Emploi : 3 millions de chômeurs au 3e trimestre, "Il y a une dégradation assez notable du marché du travail"
Pas de dégringolade pour l'heure sur le marché du travail, mais un "chant du cygne"? : le nombre de demandeurs d'emploi sans activité (catégorie A) est resté quasi stable au troisième trimestre (+0,2%), tutoyant toujours la barre symbolique des 3 millions de chômeurs.
Selon les chiffres publiés vendredi par le ministère du Travail, le nombre de chômeurs inscrits à France Travail s’est établi à 3,021 millions en France (hors Mayotte), soit 5.200 inscrits en plus par rapport au trimestre précédent. En incluant l’activité réduite (catégories B et C), le nombre de demandeurs d’emplois s’établit à 5,4 millions. Il augmente de 0,2% par rapport au trimestre précédent et de 0,8% sur un an. La dernière fois que le nombre de chômeurs de catégorie A a été sous la barre des 3 millions remonte au 3e trimestre 2011 (2,992 millions), il y a 13 ans.

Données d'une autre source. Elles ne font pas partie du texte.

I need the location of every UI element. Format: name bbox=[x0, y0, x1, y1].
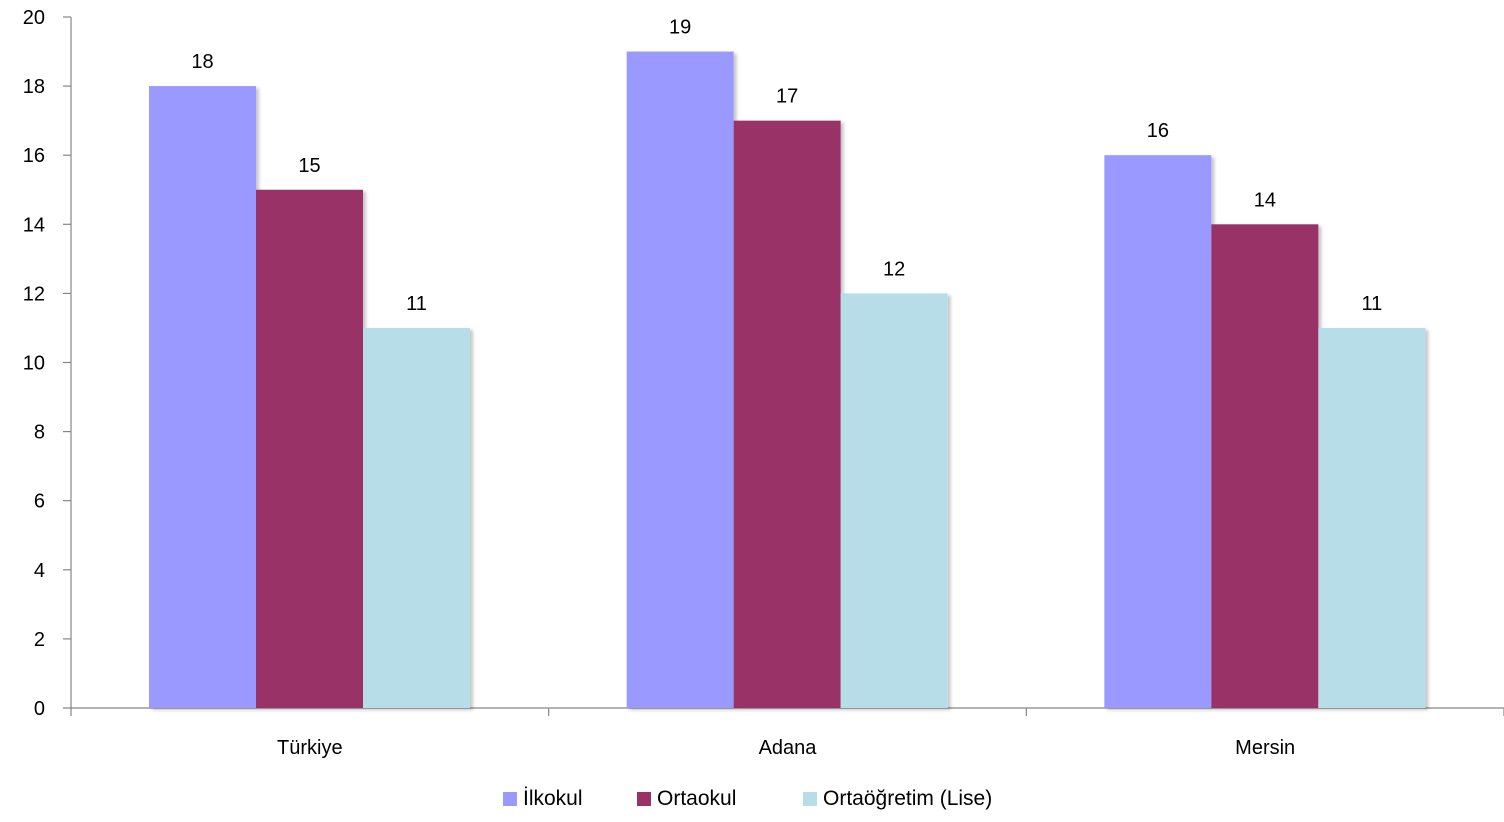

Par tranche d’âge, le nombre de demandeurs d’emploi en catégorie A diminue de 0,9% pour les moins de 25 ans (+0,9% sur un an), augmente de 0,1% pour ceux âgés de 25 à 49 ans (-0,2% sur un an) et de 0,8% pour les 50 ans ou plus (+0,3% sur un an). Pour Mathieu Plane, économiste à l’OFCE (Observatoire français des conjonctures économiques), “on est plutôt dans une stabilité du chômage”, ce qui s’observe depuis “une bonne année”.
Mais, dit-il, c’est un peu “le chant du cygne”, car on observe “quand même une dégradation assez notable, petit à petit, du marché du travail”. Il prédit “un ajustement progressif” avec “des destructions d’emplois”, lié à plusieurs facteurs dont “l’ajustement budgétaire”, une croissance faible, ou encore des “politiques de l’emploi qui sont moins généreuses”. “On est sur le plateau, mais on ne devrait pas y rester”, estime l’économiste.
“On est qu’au début”
Même pessimisme pour Nathalie Chusseau, économiste à l’Université de Lille, qui relève “un indicateur conjoncturel qui n’est pas de bon augure” et juge qu’“on est qu’au début”. Elle souligne que “la hausse se concentre quand même sur les personnes de 50 ans ou plus”, ce qui est à mettre en lien avec “la question du recul de l’âge de la retraite”, avec en corolaire le sujet du maintien en emploi des seniors.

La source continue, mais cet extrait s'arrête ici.